We find our things and get in line. We chat. Wait. Look around. We inch steps or two forward when a space opens up in front of us.
I pick up an orange box of Chiclets, show it to Dad. “Remember these?” I ask. He smiles. I hand him the box. About now is when I begin to feel some sort of huff behind me. I turn to look, and the young man who is waiting next slides his eyes away, chin cocked sideways: annoyance. I look forward and realize we missed a step – space has opened up and we did not immediately advance into it. “Dad,” I gesture him forward, and he, too, looks around, finds nothing amiss, takes his time to return the gum to its appropriate spot in the display and only then steps forward. The man behind us puffs air audibly. My dad doesn’t hear him. I ignore him.
Finally, it is our turn to unload our items. We have one small hand basket. My dad proceeds to take an item out of the basket, one, two, three, perhaps four items. While he is doing this the belt is moving. I sense the huff man again and turn around. He’s watching my Dad and, seriously, he’s irritated that my dad is moving, in his estimation, too slowly.
My dad is not moving too slowly. He is simply placing one item after another instead of using his considerably large hand to grab all four items at once, dump them in a tangle on the belt, slide a divider behind it all and open up a space for huffing man. All this while the customer in front of us isn’t done checking out.

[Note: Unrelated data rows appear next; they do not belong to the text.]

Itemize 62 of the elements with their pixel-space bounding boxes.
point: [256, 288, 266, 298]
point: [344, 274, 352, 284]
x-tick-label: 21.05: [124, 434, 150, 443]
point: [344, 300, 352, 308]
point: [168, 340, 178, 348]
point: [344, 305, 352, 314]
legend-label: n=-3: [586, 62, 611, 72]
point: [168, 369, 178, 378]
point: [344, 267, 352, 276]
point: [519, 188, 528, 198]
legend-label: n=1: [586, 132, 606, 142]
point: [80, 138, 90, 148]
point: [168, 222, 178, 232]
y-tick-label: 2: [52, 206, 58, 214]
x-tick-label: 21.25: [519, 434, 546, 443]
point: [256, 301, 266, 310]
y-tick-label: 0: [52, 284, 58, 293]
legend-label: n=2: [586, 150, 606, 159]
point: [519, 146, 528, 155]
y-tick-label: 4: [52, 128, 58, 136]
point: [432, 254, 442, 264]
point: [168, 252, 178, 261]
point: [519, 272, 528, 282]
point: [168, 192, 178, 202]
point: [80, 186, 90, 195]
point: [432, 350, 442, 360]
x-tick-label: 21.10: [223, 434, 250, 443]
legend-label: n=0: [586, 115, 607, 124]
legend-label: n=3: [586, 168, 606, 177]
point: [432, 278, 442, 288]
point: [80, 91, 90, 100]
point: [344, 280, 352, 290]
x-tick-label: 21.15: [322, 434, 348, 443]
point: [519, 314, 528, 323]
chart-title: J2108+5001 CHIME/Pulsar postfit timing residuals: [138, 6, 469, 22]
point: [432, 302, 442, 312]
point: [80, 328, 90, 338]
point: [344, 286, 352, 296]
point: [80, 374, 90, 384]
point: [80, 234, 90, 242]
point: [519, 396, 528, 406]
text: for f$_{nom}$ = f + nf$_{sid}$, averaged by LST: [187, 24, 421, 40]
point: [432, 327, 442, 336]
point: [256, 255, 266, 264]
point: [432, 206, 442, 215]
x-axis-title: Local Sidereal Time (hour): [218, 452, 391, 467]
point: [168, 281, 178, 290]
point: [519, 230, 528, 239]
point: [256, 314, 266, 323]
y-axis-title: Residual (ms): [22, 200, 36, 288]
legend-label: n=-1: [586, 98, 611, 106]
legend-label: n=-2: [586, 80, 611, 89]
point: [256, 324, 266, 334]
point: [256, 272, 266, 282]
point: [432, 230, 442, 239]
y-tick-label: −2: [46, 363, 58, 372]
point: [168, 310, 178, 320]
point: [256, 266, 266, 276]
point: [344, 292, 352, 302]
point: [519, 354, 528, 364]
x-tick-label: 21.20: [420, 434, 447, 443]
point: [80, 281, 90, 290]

I’m amused. Just how fast have we all become?
We clear the cashier as she smiles and hands my Dad the receipt. He looks at her and says, “Thank you.” Then he moves two, three steps, giving the man behind us the checkout space and pauses to place his receipt in his billfold.
People from the other checkout lines need only disturb their beeline by one or two steps to go around him or go faster than him. Still, I can see it bothers some. I think of myself leaving a line; I don’t pause anymore. I’m a blur of purse, walking, balancing, car keys. Sometimes, the receipt ends up in my bag (I’ll keep track of it later), clutched in my hand (I’ll keep track of it later), shoved into my purse (I’ll keep track of it later). I’m moving, moving, moving.
Again, just how fast have we all become? How fast do we want to be?
My father is not frail or small or weak. He strikes an obvious presence and doesn’t tend to shrink off to the side in the face of, well, anything. In this case, he was going about his daily business in the way he always has – long before he was grey-haired and in his 70s – without rushing.
He’s always been like this. Methodical, task-at-hand oriented, observant. He comes from a generation of men who turned objects over in their hands to get a feel for their heft and functionality. One line I remember well from childhood, “Well I’ll be, look at that!” And then he stopped walking and showed us something wild, something hidden or unnoticed or fantastically odd or arbitrary. And then he’d explain it to us … “Let me explain something. Now, you see there … ?” And he’d point, and yes, sometimes one of his four children would huff with impatience. Sometimes it was me.
I’m older and wiser now. Walking through stores with my dad this Christmas reminded me that willingly giving some of your minutes to slow-going is not such a bad thing. You may even discover something; it may even be wild or odd or wonderful. It may even be something you wouldn’t have wanted to miss.